While a class-action arbitration case involving hundreds of female workers against Sterling Jewelers is slated to go to trial this fall, the company has settled federal civil charges accusing it of sexual bias against female employees.
Parent company Signet Jewelers — which owns the Zales, Jared, and Kay retail brands — and the Equal Opportunity Employment Commission revealed the settlement in a joint filing [PDF] in federal court in Buffalo, NY, on Thursday.
As part of the deal, Sterling does not have to admit any wrongdoing or pay any damages. The company has agreed to hire an independent employment expert to overhaul its compensation and promotion practices, and will train managers to avoid bias and ensure that women be compensated fairly and considered for job promotions and transfers for which they’re qualified.

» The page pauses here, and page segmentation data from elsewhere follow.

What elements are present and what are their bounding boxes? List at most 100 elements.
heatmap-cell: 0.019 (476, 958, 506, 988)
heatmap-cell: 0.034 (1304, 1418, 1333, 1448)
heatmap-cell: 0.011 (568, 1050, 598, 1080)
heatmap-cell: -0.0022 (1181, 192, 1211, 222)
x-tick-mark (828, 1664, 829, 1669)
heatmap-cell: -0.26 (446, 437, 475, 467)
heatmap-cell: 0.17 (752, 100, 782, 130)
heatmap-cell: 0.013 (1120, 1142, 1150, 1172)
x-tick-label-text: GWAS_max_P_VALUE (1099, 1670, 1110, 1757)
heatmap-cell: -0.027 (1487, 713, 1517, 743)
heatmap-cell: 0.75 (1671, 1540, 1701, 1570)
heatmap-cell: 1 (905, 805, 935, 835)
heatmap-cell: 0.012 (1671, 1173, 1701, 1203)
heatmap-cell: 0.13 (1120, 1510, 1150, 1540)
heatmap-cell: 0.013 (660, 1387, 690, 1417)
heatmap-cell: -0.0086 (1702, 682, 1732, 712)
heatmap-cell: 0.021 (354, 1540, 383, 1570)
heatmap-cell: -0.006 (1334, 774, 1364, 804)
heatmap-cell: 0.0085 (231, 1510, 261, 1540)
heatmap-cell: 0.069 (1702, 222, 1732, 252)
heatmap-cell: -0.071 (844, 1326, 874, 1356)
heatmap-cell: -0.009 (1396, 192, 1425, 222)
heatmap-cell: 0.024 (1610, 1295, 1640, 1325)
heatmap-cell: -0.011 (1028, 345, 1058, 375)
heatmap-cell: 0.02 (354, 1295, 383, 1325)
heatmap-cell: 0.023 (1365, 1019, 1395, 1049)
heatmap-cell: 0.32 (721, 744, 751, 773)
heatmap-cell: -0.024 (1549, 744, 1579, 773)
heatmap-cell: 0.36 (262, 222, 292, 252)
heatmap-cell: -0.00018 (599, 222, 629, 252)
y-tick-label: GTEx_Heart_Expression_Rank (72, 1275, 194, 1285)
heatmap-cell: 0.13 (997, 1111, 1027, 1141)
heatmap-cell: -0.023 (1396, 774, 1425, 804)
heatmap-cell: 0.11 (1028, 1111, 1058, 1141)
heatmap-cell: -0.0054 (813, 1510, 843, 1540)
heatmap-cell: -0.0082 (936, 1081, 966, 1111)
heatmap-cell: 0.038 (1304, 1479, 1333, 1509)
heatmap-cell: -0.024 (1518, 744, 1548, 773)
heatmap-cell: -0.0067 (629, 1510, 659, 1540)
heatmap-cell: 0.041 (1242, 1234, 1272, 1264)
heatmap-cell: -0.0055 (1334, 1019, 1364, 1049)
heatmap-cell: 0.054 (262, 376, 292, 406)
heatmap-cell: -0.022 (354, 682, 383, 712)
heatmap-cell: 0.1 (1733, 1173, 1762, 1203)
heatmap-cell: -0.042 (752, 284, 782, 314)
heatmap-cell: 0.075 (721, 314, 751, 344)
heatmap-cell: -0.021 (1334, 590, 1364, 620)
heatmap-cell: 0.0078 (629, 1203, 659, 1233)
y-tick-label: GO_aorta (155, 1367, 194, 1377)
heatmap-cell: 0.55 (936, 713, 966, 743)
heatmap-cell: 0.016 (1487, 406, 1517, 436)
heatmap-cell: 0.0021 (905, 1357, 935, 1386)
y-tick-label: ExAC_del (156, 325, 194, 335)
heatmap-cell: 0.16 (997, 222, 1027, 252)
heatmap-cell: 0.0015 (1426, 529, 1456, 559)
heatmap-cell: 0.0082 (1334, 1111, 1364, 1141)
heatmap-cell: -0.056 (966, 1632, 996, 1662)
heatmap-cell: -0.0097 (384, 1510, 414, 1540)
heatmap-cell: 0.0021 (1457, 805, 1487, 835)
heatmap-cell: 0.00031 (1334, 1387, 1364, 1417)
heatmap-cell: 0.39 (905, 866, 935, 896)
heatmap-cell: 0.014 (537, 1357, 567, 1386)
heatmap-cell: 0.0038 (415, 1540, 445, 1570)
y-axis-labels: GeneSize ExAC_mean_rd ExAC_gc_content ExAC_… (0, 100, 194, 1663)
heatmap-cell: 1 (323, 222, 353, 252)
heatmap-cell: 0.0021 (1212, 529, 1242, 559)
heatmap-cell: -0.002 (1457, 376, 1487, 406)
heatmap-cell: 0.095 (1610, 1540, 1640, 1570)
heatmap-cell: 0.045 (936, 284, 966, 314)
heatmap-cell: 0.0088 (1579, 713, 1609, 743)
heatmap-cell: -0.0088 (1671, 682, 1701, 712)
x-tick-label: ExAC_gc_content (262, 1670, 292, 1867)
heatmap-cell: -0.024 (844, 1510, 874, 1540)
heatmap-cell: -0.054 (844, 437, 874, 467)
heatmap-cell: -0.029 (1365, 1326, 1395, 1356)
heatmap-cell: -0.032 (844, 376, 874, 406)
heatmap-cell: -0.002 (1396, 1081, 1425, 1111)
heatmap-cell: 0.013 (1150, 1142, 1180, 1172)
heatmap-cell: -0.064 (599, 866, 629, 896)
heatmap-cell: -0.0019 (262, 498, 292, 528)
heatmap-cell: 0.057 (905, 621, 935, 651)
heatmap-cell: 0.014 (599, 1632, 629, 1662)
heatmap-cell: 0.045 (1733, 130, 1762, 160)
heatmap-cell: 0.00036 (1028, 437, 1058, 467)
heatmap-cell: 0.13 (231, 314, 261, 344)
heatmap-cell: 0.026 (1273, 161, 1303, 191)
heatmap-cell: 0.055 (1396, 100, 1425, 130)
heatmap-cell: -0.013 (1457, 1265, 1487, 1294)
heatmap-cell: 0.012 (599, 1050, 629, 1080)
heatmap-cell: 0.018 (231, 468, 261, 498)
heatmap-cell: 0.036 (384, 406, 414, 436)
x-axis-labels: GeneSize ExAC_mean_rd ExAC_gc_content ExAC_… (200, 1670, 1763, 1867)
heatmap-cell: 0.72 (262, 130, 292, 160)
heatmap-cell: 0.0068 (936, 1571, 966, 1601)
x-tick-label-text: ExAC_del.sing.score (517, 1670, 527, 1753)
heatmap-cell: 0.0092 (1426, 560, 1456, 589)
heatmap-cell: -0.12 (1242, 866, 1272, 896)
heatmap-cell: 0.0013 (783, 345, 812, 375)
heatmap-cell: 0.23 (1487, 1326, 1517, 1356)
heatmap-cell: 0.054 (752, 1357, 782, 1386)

In 2008, the EEOC filed a lawsuit accusing Sterling of discriminating against female retail sales employees with respect to pay and promotions.
The company says it’s pleased to have reached an agreement with the EEOC.
“Signet has a sound framework of policies and practices designed to ensure equal opportunity for women and we do not tolerate discrimination of any kind,” Lynn Dennison, the company’s chief legal, risk and corporate affairs officer said in a statement to The New York Times. “The additional steps agreed to as part of the consent decree with the E.E.O.C. are consistent with our commitment to continuous review and improvement.”
Again, this settlement will not resolve any claims related to the ongoing arbitration case, which accuses executives of presiding “over a corporate culture that fostered rampant sexual harassment and discrimination.”
Signet is also facing a federal class action filed on behalf of shareholders, accusing the company of failing to disclose the complaint female employees first filed in 2008.